I have good news and bad news. And good news. And bad news. And good news.
The good news is, we got satisfactory results from our VO test. Wiggle-and-scuff produced good results, so we're going to use that for our drives in this area for a while. (And indeed, it was used for yestesol's drive, which I wasn't on shift for. And it kept working.)
The bad news is, the drunken-sailor test didn't work.
But the good news is, that's due to a simple flight software bug in the command that tells the rover which arcs are allowed. And it's a bug that we can probably compensate for, so drunken-sailor isn't out of the running (or staggering) yet.
The bad news is, we can't take advantage of our success by driving thisol. We need to take PCAM images from this spot before we can move again -- they're needed for long-baseline stereo -- and we need NCAMs to target those PCAMs. And the NCAMs aren't down yet.
The good news is, the NCAMs eventually come down after all -- stuck in a pipe somewhere in the intarweb, or something. Whatever. We're driving!
Well, maybe it's a bit of a stretch to call it a drive. It's just a little 2.5m bump further along this cape. But the wheels are going to turn and they're going to take the vehicle with them; call it what you will.
The simplicity of the sequence leaves me time for chatting about an upcoming radio interview I'm doing. They've asked for the top five moments in the mission. "I've got Spirit's landing, Opportunity's landing, Spirit at the top of Husband Hill, Opportunity at Victoria ... and I'm taking suggestions for the last one," I announce.
There's no shortage of suggestions. Jake Matijevic proposes Opportunity at Endurance. "It was the first time we got to a really big crater," he says. "And it was both a scientific and an engineering accomplishment."

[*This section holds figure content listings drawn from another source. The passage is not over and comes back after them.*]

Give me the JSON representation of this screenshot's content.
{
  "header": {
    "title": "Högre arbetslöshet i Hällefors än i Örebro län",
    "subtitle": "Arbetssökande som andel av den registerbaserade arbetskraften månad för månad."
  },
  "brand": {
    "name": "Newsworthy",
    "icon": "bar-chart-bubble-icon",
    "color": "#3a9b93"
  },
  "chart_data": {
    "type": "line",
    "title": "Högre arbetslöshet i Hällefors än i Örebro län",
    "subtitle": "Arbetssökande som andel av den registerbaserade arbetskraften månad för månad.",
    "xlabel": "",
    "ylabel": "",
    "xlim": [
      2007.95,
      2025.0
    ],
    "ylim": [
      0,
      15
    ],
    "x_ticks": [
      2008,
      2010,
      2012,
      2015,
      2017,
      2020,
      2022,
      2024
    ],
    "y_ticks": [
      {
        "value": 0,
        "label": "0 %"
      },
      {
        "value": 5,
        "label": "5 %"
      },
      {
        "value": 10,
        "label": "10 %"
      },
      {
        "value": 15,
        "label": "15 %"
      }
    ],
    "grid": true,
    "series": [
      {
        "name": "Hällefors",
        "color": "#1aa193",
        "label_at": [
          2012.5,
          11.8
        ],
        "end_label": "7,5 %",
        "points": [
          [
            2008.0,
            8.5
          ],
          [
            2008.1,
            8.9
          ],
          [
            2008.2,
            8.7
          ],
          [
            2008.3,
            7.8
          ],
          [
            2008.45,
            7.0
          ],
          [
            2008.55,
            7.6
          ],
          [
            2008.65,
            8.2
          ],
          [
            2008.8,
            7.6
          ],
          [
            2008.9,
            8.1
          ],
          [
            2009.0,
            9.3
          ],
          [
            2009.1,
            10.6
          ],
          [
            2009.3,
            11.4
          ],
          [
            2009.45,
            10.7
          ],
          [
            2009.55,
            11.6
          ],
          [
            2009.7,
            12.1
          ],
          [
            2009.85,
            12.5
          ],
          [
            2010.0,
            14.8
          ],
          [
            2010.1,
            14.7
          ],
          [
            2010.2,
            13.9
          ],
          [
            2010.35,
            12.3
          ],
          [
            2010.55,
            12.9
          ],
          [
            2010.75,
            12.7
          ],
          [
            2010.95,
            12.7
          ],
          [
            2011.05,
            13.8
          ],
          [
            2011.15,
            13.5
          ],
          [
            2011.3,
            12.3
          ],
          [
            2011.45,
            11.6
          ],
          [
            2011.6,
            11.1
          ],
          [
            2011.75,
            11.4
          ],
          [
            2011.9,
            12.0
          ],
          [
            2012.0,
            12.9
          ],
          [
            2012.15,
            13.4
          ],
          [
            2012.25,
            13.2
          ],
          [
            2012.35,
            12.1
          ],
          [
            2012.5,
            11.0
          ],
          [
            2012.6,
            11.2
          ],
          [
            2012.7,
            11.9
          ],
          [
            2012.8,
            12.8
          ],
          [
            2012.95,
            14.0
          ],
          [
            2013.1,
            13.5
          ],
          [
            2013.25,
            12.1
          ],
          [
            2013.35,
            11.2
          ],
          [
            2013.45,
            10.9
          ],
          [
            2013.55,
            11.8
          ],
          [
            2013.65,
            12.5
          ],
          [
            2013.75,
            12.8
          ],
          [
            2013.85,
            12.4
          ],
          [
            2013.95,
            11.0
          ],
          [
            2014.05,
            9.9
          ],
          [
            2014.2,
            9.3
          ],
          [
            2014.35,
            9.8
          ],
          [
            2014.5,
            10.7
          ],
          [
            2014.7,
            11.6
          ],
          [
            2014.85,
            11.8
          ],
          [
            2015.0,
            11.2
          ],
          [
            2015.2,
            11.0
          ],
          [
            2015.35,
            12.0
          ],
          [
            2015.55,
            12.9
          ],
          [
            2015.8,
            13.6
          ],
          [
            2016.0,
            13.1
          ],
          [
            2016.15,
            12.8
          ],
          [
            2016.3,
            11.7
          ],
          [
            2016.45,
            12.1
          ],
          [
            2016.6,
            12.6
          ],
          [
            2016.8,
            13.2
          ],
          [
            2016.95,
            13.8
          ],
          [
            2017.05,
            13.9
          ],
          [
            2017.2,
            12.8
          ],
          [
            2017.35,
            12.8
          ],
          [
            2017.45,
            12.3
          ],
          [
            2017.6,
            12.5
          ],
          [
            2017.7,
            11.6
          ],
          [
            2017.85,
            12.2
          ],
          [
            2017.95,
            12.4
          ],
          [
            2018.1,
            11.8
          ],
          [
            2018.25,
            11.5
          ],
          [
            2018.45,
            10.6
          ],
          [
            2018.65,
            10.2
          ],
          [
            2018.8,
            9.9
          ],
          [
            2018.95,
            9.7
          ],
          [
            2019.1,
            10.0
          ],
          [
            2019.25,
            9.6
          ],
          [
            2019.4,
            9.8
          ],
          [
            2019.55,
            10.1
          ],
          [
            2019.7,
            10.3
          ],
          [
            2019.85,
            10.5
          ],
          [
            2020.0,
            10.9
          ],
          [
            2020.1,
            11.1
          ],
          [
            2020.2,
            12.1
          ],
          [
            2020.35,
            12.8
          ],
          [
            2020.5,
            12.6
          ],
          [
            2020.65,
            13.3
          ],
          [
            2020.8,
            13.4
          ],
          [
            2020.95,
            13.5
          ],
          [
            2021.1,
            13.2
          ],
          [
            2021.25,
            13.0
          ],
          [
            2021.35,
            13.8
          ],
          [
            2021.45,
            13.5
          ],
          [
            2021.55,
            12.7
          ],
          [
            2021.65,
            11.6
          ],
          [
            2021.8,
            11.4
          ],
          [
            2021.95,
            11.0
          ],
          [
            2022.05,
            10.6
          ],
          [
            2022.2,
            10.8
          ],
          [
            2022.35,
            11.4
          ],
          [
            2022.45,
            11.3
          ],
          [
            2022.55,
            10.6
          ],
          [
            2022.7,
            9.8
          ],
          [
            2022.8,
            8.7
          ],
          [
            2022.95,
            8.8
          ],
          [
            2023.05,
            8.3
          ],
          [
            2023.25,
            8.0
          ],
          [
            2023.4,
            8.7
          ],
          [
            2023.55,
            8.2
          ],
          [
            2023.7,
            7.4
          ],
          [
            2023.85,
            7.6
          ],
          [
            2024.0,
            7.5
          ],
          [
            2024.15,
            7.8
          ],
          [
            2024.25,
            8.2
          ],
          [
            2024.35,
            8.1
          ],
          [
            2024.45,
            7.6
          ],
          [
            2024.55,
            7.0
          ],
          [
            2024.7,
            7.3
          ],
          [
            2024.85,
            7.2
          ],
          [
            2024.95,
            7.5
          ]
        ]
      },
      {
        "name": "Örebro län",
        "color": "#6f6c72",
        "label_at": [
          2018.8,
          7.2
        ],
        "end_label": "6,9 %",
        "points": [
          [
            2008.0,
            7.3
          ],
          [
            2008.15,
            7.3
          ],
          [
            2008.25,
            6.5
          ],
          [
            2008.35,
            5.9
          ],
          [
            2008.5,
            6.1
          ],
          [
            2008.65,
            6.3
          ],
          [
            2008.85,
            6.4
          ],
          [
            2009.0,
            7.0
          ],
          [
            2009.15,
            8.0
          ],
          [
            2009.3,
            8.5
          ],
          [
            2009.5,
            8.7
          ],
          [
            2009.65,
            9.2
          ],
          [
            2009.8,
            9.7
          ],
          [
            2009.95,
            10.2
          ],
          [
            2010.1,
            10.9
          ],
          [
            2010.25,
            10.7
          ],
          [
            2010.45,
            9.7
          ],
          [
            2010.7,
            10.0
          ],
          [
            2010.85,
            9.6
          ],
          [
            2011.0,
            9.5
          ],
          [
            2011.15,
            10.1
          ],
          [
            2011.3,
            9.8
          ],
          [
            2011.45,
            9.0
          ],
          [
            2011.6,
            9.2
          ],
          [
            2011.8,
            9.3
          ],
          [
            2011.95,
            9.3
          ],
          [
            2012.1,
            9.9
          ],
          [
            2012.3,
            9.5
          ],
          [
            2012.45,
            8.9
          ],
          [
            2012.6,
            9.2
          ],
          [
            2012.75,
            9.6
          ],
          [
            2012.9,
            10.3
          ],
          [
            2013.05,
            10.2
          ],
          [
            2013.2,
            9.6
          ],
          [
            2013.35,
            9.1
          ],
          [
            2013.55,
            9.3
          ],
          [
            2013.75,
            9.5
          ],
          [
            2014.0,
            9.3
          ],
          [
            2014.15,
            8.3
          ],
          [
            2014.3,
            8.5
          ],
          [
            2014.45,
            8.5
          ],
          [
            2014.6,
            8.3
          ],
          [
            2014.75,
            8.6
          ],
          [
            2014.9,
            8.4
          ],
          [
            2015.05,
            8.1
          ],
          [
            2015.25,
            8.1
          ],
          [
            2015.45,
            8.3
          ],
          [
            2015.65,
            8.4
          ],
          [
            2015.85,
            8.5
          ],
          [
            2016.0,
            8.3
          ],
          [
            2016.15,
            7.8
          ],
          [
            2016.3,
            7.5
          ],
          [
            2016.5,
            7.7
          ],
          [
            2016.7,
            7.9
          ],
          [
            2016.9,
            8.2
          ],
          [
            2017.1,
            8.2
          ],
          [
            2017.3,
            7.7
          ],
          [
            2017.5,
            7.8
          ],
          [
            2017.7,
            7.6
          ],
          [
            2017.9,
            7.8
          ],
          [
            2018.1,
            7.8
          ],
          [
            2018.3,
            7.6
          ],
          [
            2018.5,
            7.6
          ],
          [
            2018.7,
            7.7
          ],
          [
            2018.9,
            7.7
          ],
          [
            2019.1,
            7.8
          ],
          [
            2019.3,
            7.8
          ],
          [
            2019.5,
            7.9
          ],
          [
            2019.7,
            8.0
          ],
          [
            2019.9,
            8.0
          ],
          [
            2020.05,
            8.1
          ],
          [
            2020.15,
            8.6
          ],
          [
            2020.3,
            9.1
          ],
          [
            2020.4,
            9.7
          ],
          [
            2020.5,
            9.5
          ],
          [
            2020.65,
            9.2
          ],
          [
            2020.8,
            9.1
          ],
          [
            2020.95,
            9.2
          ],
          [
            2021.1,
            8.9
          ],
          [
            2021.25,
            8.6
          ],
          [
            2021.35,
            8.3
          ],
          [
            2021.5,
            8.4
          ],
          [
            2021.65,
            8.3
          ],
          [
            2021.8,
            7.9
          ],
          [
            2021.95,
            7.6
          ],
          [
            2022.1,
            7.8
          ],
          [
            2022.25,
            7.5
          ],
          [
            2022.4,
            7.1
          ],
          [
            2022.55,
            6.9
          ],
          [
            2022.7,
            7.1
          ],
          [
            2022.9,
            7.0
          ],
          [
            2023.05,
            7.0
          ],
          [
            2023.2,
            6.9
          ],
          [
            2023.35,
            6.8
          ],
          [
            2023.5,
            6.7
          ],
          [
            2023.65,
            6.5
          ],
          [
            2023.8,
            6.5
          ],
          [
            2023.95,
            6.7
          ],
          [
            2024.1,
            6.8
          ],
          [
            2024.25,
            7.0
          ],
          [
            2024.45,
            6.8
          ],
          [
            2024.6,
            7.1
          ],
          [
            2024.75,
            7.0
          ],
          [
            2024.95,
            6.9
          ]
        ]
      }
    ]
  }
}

Ashitey has plenty of suggestions, too, and he disparages one of my choices. "Personally, I think getting to the top of Husband Hill was kind of an anti-climax," he says. "A lot of the drives we did to get there were more interesting."
"Fair enough," I counter. "But to me, getting to the top of Husband Hill wasn't the point; it's that it represents the stuff we had to do to get there." He looks half-convinced, so I press on. "It's like running a marathon. Crossing the finish line is great, but that doesn't happen without all the stuff that led up to it -- all the training, the 26 miles you had to run to get there ...." That does it. He's on board.
Julie Townsend plumps for the sol-18 anomaly. I wasn't going to include that one, mostly because I'm tired of it, but she makes a good case. "It had the whole team working together to solve a problem -- and actually, we had two rovers in crisis, with Opportunity on her way to landing right when that happened." Hmmm ... it's a good point. That one goes on the maybe list.
Then that leads us into the top five scariest moments of the mission. The sol-18 anomaly is one, of course; then there's catching a potato in Spirit's wheel, Purgatory, losing Spirit's right-front wheel with winter coming, ....
For me, one of the scariest moments of the mission is something Jake says during that discussion. I've heard it before, but not from him. "We're going to have to think about another hard decision," he says. "When to give up on Spirit."
Ashitey's response captures my feelings perfectly. "Never!" he exclaims. "We'll drive her on one wheel!"
But Jake points out that, well, budgets are being cut, and Spirit's limited mobility makes simply turning her off a possible choice.
Later in the day, John Callas (MER's project manager) stops by to see what's up, and Ashitey mentions that possibility to him.
"We're not going to sacrifice a vehicle," John says flatly. "That's not gonna happen."
And that's the best news I've had all day.